Smaller movies like these, documentaries and my beloved animation fests don’t get captioned until they go to Small Screenville and sometimes not even then. I was mega eager, totally feverish to see Sherman Alexie’s film The Business of Fancydancing and made it numero uno in my Netflix queue the minute I found it there. It arrives. I’m 12 shades of psyched and have infected Jen and Oni with my wickedly, zealous anticipation.

 And then...and then we pop the disk into the DVD player. NO subtitles. You know, Netflix doesn’t note whether a film has them or not and this is the second flick to arrive with this grumble and curse inspiring surprise. The disappointment -- it burns!

Now, I totally understand, it costs around $40 a MINUTE to close caption a film. That’s an extra four to five Gs on top of all the other mountainous bones it takes to bring your baby to the big screen.

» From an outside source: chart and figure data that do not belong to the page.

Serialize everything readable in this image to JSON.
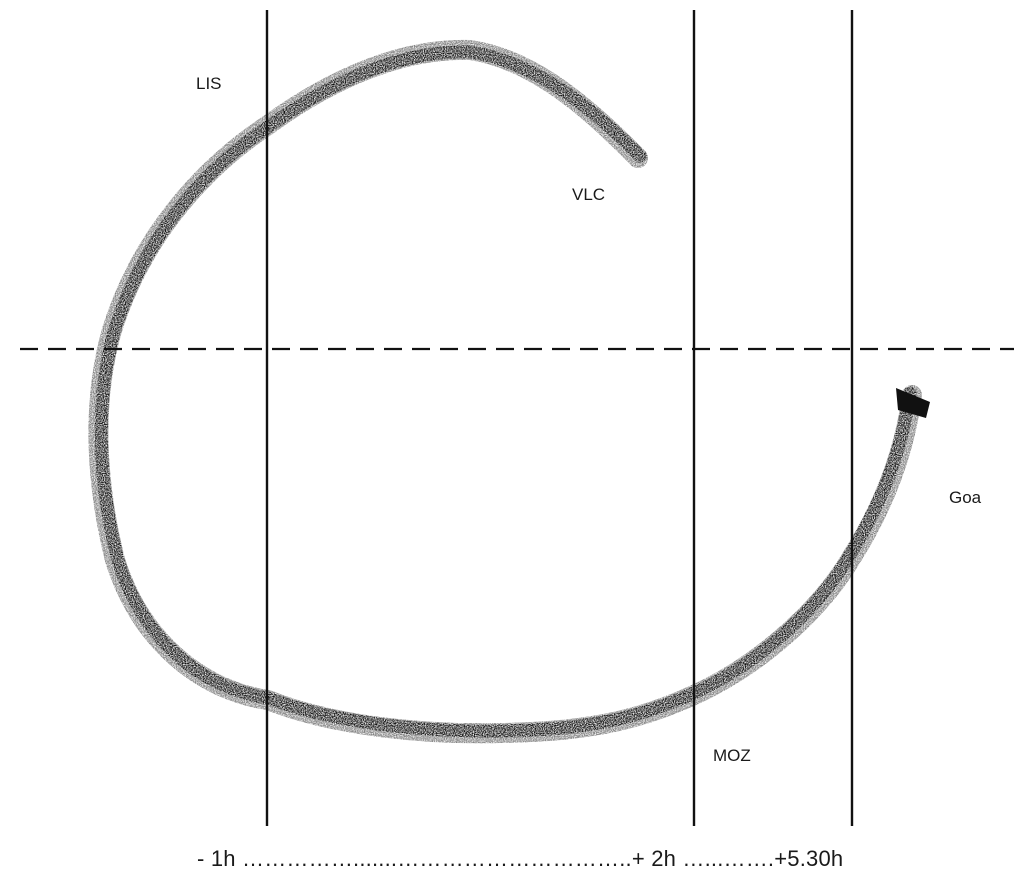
{
  "labels": {
    "lis": "LIS",
    "vlc": "VLC",
    "goa": "Goa",
    "moz": "MOZ"
  },
  "timeline": "- 1h …………….......…………………………..+ 2h …...…….+5.30h",
  "colors": {
    "stroke": "#111111",
    "background": "#ffffff"
  }
}
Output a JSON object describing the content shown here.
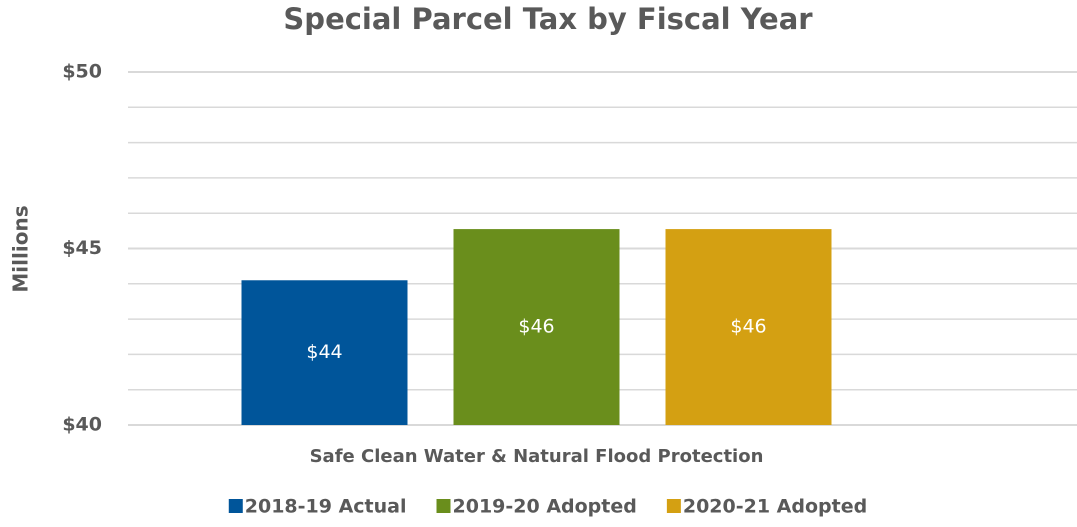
{
  "chart_data": {
    "type": "bar",
    "title": "Special Parcel Tax by Fiscal Year",
    "y_label": "Millions",
    "categories": [
      "Safe Clean Water & Natural Flood Protection"
    ],
    "series": [
      {
        "name": "2018-19 Actual",
        "color": "#00559a",
        "values": [
          44.1
        ],
        "value_labels": [
          "$44"
        ]
      },
      {
        "name": "2019-20 Adopted",
        "color": "#6a8e1c",
        "values": [
          45.55
        ],
        "value_labels": [
          "$46"
        ]
      },
      {
        "name": "2020-21 Adopted",
        "color": "#d4a012",
        "values": [
          45.55
        ],
        "value_labels": [
          "$46"
        ]
      }
    ],
    "ylim": [
      40,
      50
    ],
    "yticks": [
      {
        "value": 40,
        "label": "$40"
      },
      {
        "value": 45,
        "label": "$45"
      },
      {
        "value": 50,
        "label": "$50"
      }
    ],
    "y_minor_ticks": [
      41,
      42,
      43,
      44,
      46,
      47,
      48,
      49
    ],
    "grid": true,
    "legend": "bottom"
  }
}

Mega doughage for the very independent, indie filmmaker.

An old Cambridge haunt of mine
Still, STILL, I really truly want to see The Business of Fancydancing and I’m so bummed. I can’t see it in theaters OR at home. OK, I can SEE it -- just not understand a bit of the dialogue.

Grumble, kvetch, piss, moan.
Luckily, I’m also a big fan of the giant sci fi and horror-ish films. Yea me and my slatternly entertainment tastes. Today, as the thermometer broke the 90° mark, Jen, Oni and I went to the Braintree AMC 10 -- hey, ten screens, SOMEthing’s gotta be closed caption AND worth getting out of the soul simmering heat for.

And there was -- Men in Black III. It was awesome. Maybe next weekend Abraham Lincoln: Vampire Hunter will be in the deaf theater!